Машинально я глянул на танцплощадку и обмер. Молодая женщина в пёстреньком платье и белых парусиновых туфлях плавно скользила в объятиях высокого мужчины, облачённого в смешной кургузый пиджачок и широченные брюки. В доли секунды пришло воспоминание из раннего детства, я узнал эти туфли и широкие брючины. В танце пара медленно поворачивалась то в одну, то в другую сторону, отстраняясь и опять приникая друг к другу. Я успел увидать улыбающееся лицо женщины, сразу ставшее до боли знакомым. Тёмные её длинные волосы были приподняты у виска широкой красной заколкой. Совершенно ясно, как сейчас вас, увидел я и лицо мужчины. Это были ОНИ! Облик их запечатлелся, превратившись из серых пятен на фотографии в живые лица…

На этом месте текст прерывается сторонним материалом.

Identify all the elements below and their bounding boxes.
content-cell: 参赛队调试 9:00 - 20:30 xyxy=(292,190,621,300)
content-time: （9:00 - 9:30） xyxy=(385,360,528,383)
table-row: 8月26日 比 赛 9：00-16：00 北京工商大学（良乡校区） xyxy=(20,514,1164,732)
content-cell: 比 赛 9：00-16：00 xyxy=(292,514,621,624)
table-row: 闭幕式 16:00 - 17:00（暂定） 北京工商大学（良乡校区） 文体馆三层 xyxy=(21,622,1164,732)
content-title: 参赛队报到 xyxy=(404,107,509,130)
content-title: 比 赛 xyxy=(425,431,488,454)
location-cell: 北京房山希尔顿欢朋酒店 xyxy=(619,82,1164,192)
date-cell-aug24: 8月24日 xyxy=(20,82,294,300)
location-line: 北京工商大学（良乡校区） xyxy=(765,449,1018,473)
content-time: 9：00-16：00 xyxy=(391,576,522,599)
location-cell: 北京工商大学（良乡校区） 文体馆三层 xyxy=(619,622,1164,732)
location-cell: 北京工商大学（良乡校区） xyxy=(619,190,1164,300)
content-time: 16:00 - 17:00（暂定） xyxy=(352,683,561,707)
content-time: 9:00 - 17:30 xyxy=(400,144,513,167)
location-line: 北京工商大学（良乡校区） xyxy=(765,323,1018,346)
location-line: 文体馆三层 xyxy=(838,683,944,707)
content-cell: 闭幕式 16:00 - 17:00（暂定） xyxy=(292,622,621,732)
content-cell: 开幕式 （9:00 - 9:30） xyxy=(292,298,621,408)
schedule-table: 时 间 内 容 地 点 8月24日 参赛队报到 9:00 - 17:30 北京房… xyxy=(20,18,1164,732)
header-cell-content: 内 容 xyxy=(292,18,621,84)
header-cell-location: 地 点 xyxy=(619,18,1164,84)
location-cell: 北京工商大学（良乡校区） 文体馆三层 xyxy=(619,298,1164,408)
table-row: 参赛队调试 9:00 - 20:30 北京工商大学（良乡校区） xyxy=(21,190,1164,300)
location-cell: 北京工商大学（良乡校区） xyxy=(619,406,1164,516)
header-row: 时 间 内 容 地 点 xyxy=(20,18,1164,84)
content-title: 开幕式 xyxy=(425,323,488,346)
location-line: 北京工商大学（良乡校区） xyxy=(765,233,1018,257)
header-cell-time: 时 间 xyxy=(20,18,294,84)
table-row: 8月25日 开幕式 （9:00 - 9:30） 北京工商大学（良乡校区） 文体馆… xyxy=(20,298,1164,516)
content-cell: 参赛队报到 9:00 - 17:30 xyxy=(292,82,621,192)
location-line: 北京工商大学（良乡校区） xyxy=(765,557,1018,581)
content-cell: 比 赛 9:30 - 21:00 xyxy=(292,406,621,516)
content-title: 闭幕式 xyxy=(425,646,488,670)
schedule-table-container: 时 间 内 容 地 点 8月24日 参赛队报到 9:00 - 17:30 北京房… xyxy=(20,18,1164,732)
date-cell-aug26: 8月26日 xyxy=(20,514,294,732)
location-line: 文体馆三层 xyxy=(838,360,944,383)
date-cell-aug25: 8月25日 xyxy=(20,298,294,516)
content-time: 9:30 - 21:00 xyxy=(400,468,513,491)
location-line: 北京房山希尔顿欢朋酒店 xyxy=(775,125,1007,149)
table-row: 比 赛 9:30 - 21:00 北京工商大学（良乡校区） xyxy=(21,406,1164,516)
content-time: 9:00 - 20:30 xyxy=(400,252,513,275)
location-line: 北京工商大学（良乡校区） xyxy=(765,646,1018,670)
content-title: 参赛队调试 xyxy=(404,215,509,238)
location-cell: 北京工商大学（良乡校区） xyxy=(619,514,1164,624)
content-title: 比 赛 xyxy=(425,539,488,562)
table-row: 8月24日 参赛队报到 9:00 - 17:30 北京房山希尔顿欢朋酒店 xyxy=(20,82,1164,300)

Миронов с усилием выдохнул и закурил. Руки у него дрожали.
— Ты мог ошибиться, — сказал Лившиц.
— Нет. Я вспомнил, понимаешь, вспомнил! Другие люди на танцплощадке тоже обратили внимание на странную пару, и некоторые хихикали.
Музыка «Танголиты» продолжается не более двух с небольшим минут, и, пока я смотрел на танцплощадку, она кончилась. ОНИ исчезли с последним тактом… исчезли, как исчезает изображение на экране выключенного телевизора. Вгорячах я умолял завклубом опять поставить пластинку, но он был рассержен, да и народ громко требовал что-нибудь «весёленькое»…
— Потом-то слушал это танго? — спросил Петров.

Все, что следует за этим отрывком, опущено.